I found this book helpful - "Rebuilding When Your Relationship Ends" by Bruce Fisher. It discusses the different phases and steps for recovery so you can understand what part of the process you are in and ways to move to the next stage.


----------



## Mtts (Apr 16, 2012)

For letting go of hate, I know for me what needs to be done but I can't yet. I need it to fuel part of my self recovery and partly to get it out so it doesnt hang around later.

Letting go is as simple as realizing, although uncomfrotable as it is, that your ex was simply just one person. Unfortunately time and investment tells you that you should have fond, long lasting memories of them. Truth is though, they are just one person you are compatible with in an ocean of potential partners.
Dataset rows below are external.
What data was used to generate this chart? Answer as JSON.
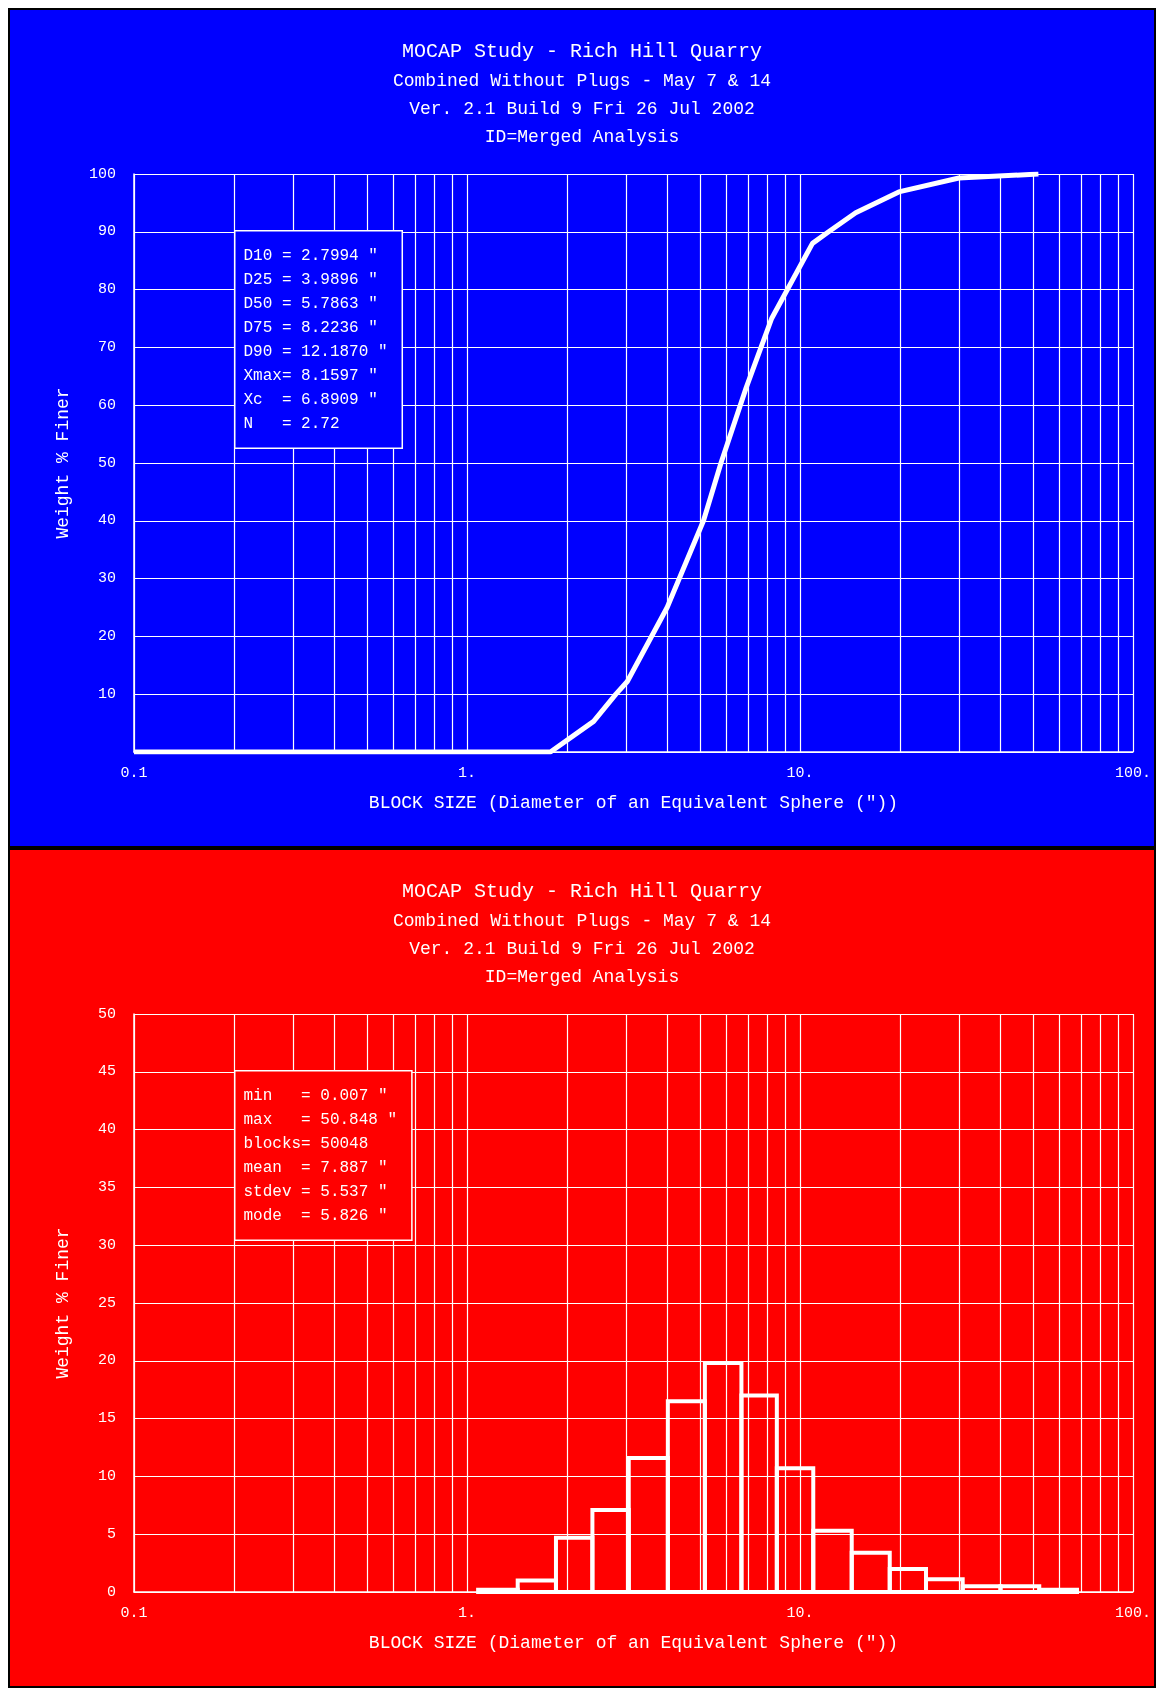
{
  "chart_data": [
    {
      "type": "line",
      "title": "MOCAP Study - Rich Hill Quarry",
      "subtitle": "Combined Without Plugs - May 7 & 14\nVer. 2.1 Build 9 Fri 26 Jul 2002\nID=Merged Analysis",
      "xlabel": "BLOCK SIZE (Diameter of an Equivalent Sphere (\"))",
      "ylabel": "Weight % Finer",
      "x": [
        0.1,
        1.44,
        1.78,
        2.4,
        2.8,
        3.03,
        3.99,
        5.13,
        5.79,
        6.89,
        8.22,
        10.9,
        12.19,
        14.7,
        19.8,
        30,
        52
      ],
      "series": [
        {
          "color": "#ffffff",
          "values": [
            0,
            0,
            0,
            5.3,
            10,
            12.2,
            25,
            40,
            50,
            63,
            75,
            88,
            90,
            93.3,
            96.9,
            99.3,
            100
          ]
        }
      ],
      "xlim": [
        0.1,
        100
      ],
      "xticks": [
        0.1,
        {
          "value": 0.2,
          "label": null
        },
        {
          "value": 0.3,
          "label": null
        },
        {
          "value": 0.4,
          "label": null
        },
        {
          "value": 0.5,
          "label": null
        },
        {
          "value": 0.6,
          "label": null
        },
        {
          "value": 0.7,
          "label": null
        },
        {
          "value": 0.8,
          "label": null
        },
        {
          "value": 0.9,
          "label": null
        },
        {
          "value": 1,
          "label": "1."
        },
        {
          "value": 2,
          "label": null
        },
        {
          "value": 3,
          "label": null
        },
        {
          "value": 4,
          "label": null
        },
        {
          "value": 5,
          "label": null
        },
        {
          "value": 6,
          "label": null
        },
        {
          "value": 7,
          "label": null
        },
        {
          "value": 8,
          "label": null
        },
        {
          "value": 9,
          "label": null
        },
        {
          "value": 10,
          "label": "10."
        },
        {
          "value": 20,
          "label": null
        },
        {
          "value": 30,
          "label": null
        },
        {
          "value": 40,
          "label": null
        },
        {
          "value": 50,
          "label": null
        },
        {
          "value": 60,
          "label": null
        },
        {
          "value": 70,
          "label": null
        },
        {
          "value": 80,
          "label": null
        },
        {
          "value": 90,
          "label": null
        },
        {
          "value": 100,
          "label": "100."
        }
      ],
      "ylim": [
        0,
        100
      ],
      "yticks": [
        {
          "value": 0,
          "label": null
        },
        10,
        20,
        30,
        40,
        50,
        60,
        70,
        80,
        90,
        100
      ],
      "log": "x",
      "grid": true,
      "marker": "none",
      "line_style": "solid",
      "annotations": [
        "D10 = 2.7994 \"",
        "D25 = 3.9896 \"",
        "D50 = 5.7863 \"",
        "D75 = 8.2236 \"",
        "D90 = 12.1870 \"",
        "Xmax= 8.1597 \"",
        "Xc  = 6.8909 \"",
        "N   = 2.72"
      ]
    },
    {
      "type": "histogram",
      "title": "MOCAP Study - Rich Hill Quarry",
      "subtitle": "Combined Without Plugs - May 7 & 14\nVer. 2.1 Build 9 Fri 26 Jul 2002\nID=Merged Analysis",
      "xlabel": "BLOCK SIZE (Diameter of an Equivalent Sphere (\"))",
      "ylabel": "Weight % Finer",
      "bins": [
        1.08,
        1.42,
        1.85,
        2.38,
        3.06,
        4.01,
        5.18,
        6.67,
        8.52,
        10.96,
        14.3,
        18.6,
        23.9,
        30.8,
        40,
        52.3,
        67.9
      ],
      "series": [
        {
          "color": "#ffffff",
          "values": [
            0.2,
            1.0,
            4.7,
            7.1,
            11.6,
            16.5,
            19.8,
            17.0,
            10.7,
            5.3,
            3.4,
            2.0,
            1.1,
            0.5,
            0.5,
            0.2
          ]
        }
      ],
      "xlim": [
        0.1,
        100
      ],
      "xticks": [
        0.1,
        {
          "value": 0.2,
          "label": null
        },
        {
          "value": 0.3,
          "label": null
        },
        {
          "value": 0.4,
          "label": null
        },
        {
          "value": 0.5,
          "label": null
        },
        {
          "value": 0.6,
          "label": null
        },
        {
          "value": 0.7,
          "label": null
        },
        {
          "value": 0.8,
          "label": null
        },
        {
          "value": 0.9,
          "label": null
        },
        {
          "value": 1,
          "label": "1."
        },
        {
          "value": 2,
          "label": null
        },
        {
          "value": 3,
          "label": null
        },
        {
          "value": 4,
          "label": null
        },
        {
          "value": 5,
          "label": null
        },
        {
          "value": 6,
          "label": null
        },
        {
          "value": 7,
          "label": null
        },
        {
          "value": 8,
          "label": null
        },
        {
          "value": 9,
          "label": null
        },
        {
          "value": 10,
          "label": "10."
        },
        {
          "value": 20,
          "label": null
        },
        {
          "value": 30,
          "label": null
        },
        {
          "value": 40,
          "label": null
        },
        {
          "value": 50,
          "label": null
        },
        {
          "value": 60,
          "label": null
        },
        {
          "value": 70,
          "label": null
        },
        {
          "value": 80,
          "label": null
        },
        {
          "value": 90,
          "label": null
        },
        {
          "value": 100,
          "label": "100."
        }
      ],
      "ylim": [
        0,
        50
      ],
      "yticks": [
        0,
        5,
        10,
        15,
        20,
        25,
        30,
        35,
        40,
        45,
        50
      ],
      "log": "x",
      "grid": true,
      "annotations": [
        "min   = 0.007 \"",
        "max   = 50.848 \"",
        "blocks= 50048",
        "mean  = 7.887 \"",
        "stdev = 5.537 \"",
        "mode  = 5.826 \""
      ]
    }
  ]
}
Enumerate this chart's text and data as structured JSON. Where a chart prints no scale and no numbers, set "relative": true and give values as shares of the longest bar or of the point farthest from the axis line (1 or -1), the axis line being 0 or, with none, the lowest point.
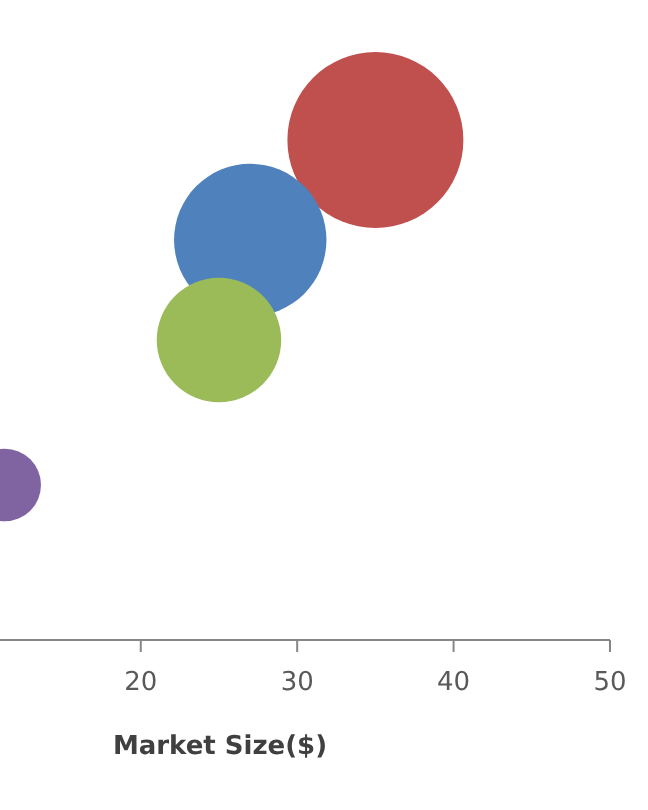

In a way it's probably the way many waywards think, except you are thinking about it when it's appropriate, after things are over. 

So moving on without hate is realizing that in some way, you've been given a new lease on your life. I struggle with this as I wanted my wife to share everything with me, however I've become much more self sufficient and happy since things went south. It helps that I was always able to entertain myself though. I never was much for one needing to lean on friends/family/wahtever.

Hate is healthy, and holding onto it is something you should do as long as it helps you regroup and move forward. It'll fade as it's usefulness fades. Fortunately that seems to be tied a lot of with finding yourself back in the "I'm happy being me" stage. Once you reclaim a sense of individual sufficiency you'll realize you're really not all that angry anymore.

.02


----------



## whitehawk (Aug 14, 2012)

thisSux said:


> i can give you the view from the other side of the fence, I did the leaving and I've moved on and found myself at the beginning of what may turn into something with another woman, my stbxw hasn't begun to move on because to her it's all new and raw, all my pain and anguish has occurred over the last few years of trying to give my marriage cpr, if your situation is in anyway similar then unfortunately you are both just at different stages of the process and only time can get you to the point when your ready to move on


Thanks ts. Yeah mine is damn complicated. She thought I was done 18mths ago. I wasn't though , just fkd up.
I hear what your saying though and her stage well , it wasn't there it was forced , she even admitted that.
I just wish she believed me and everything would have been ok, Instead now , my beautiful daughter is paying for mummy's ridiculous judgement . That's the part I'll never forgive her for. Not to mention the hasty om.


----------



## The-Deceived (Jan 8, 2013)

Finding a new love interest definitely helps. Also living the good life and finding your own happiness can lift some of the hate. I have my moments, but I think she's more pathetic than I have hatred for her.


----------